Jubileu e acompanhar os tempos

No 60º aniversário da UEFA, recordamos quando o organismo celebrou o Jubileu de Ouro e se manteve actualizado para acompanhar as alterações do futebol, e um novo Presidente assumiu funções.

Traianos Dellas and Konstantinos Katsouranis (Greece) celebrate as their team strides to UEFA EURO 2004 glory
Traianos Dellas and Konstantinos Katsouranis (Greece) celebrate as their team strides to UEFA EURO 2004 glory ©AFP

O 60º aniversário da UEFA que se assinala este ano dá-nos a oportunidade de rever seis memoráveis décadas da história do futebol europeu. Chegámos a um novo milénio com a UEFA a avançar como uma organização que se mantém em conformidade com os tempos e o futebol europeu continua a deixar a sua marca através das suas competições e dos jogadores que nelas participam.

A UEFA festejou, em 2004, com bastante orgulho, o seu Jubileu de Ouro. Esse ano teve um conjunto de eventos e actividades especiais e a cada federação foi pedido pela UEFA que nomeasse um dos seus próprios futebolistas para o seu jogador de maior expressão nos últimos 50 anos. Foram escolhidos alguns nomes verdadeiramente lendários, como Johan Cruyff, Alfredo di Stéfano, Ferenc Puskás, Eusébio ou Dino Zoff. Adicionamente, o francês Zinédine Zidane foi eleito o principal Jogador Europeu dos últimos 50 anos na sondagem do Jubileu da UEFA.

A UEFA Champions League continuou a projectar uma atractiva imagem, tanto desportiva como comercialmente. Real Madrid CF, FC Barcelona e AC Milan venceram todos a prova por duas vezes entre 2000 e 2009, aos quais se juntaram neste período o FC Bayern München, FC Porto, Manchester United FC e Liverpool FC também como campeões europeus. Jogadores brilhantes, como Zidane (Real Madrid), Cristiano Ronaldo (Manchester United e Real Madrid) e Lionel Messi (Barcelona) lideram uma constelação de estrelas que, a cada duas semanas, delicia adeptos de todo o Mundo.

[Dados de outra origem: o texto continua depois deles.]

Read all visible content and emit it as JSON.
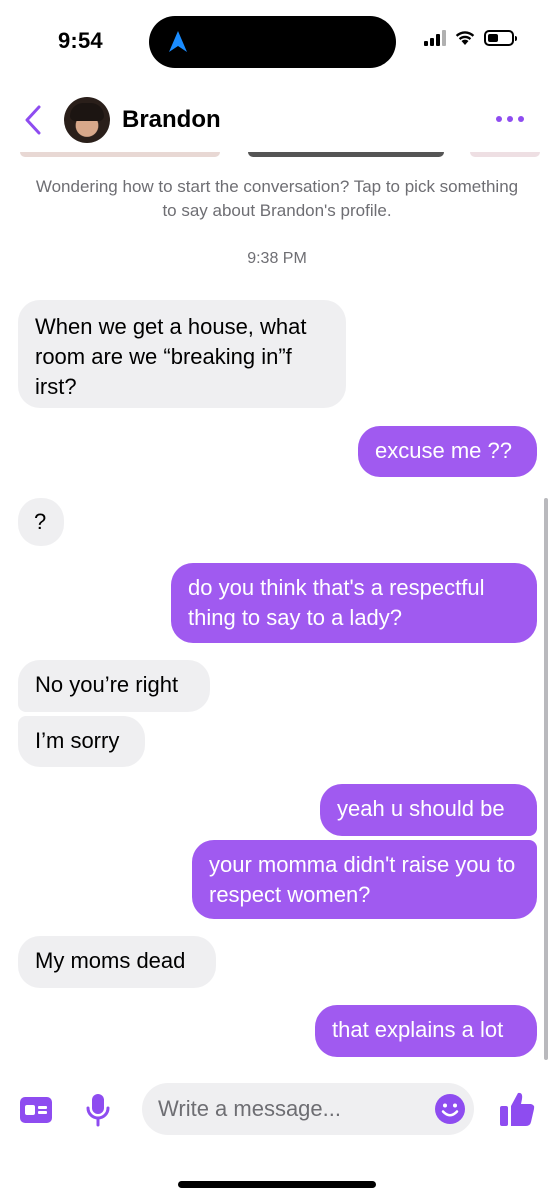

No panorama das selecções nacionais, a organização do EURO foi atribuída pela primeira vez, para a edição de 2000, a dois países em simultâneo – Bélgica e Holanda. O destino da Taça Henri Delaunay ficou traçado por um "golo dourado" apontado por David Trézéguet no prolongamento da final, que deu o triunfo à França, por 2-1, sobre a Itália.

Quatro anos mais tarde, Portugal foi palco de uma verdadeira surpresa. A Grécia chegou à fase final com pouco estatuto. Contudo, sob a astuta liderança do experiente técnico alemão Otto Rehhagel, os gregos foram uma equipa bastante disciplinada, que ultrapassaram todos os obstáculos. Bateram a anfitriã Portugal na final de Lisboa através de um cabeceamento de Angelos Charisteas e saborearam uma glória que ia muito além dos seus sonhos mais ousados.

A edição de 2008 voltou a contar com co-anfitriões – desta vez, a Áustria e a Suíça. A grande vencedora foi a Espanha, cujo vibrante estilo de jogo baseado em constantes trocas de passes se mostrou demasiado forte para a Alemanha, na final realizada em Viena, na qual o único golo foi da autoria de Fernando Torres. Esse triunfo deu início à era dourada do futebol espanhol, que juntou o Mundial 2010 e o UEFA EURO 2012 à lista de conquistas.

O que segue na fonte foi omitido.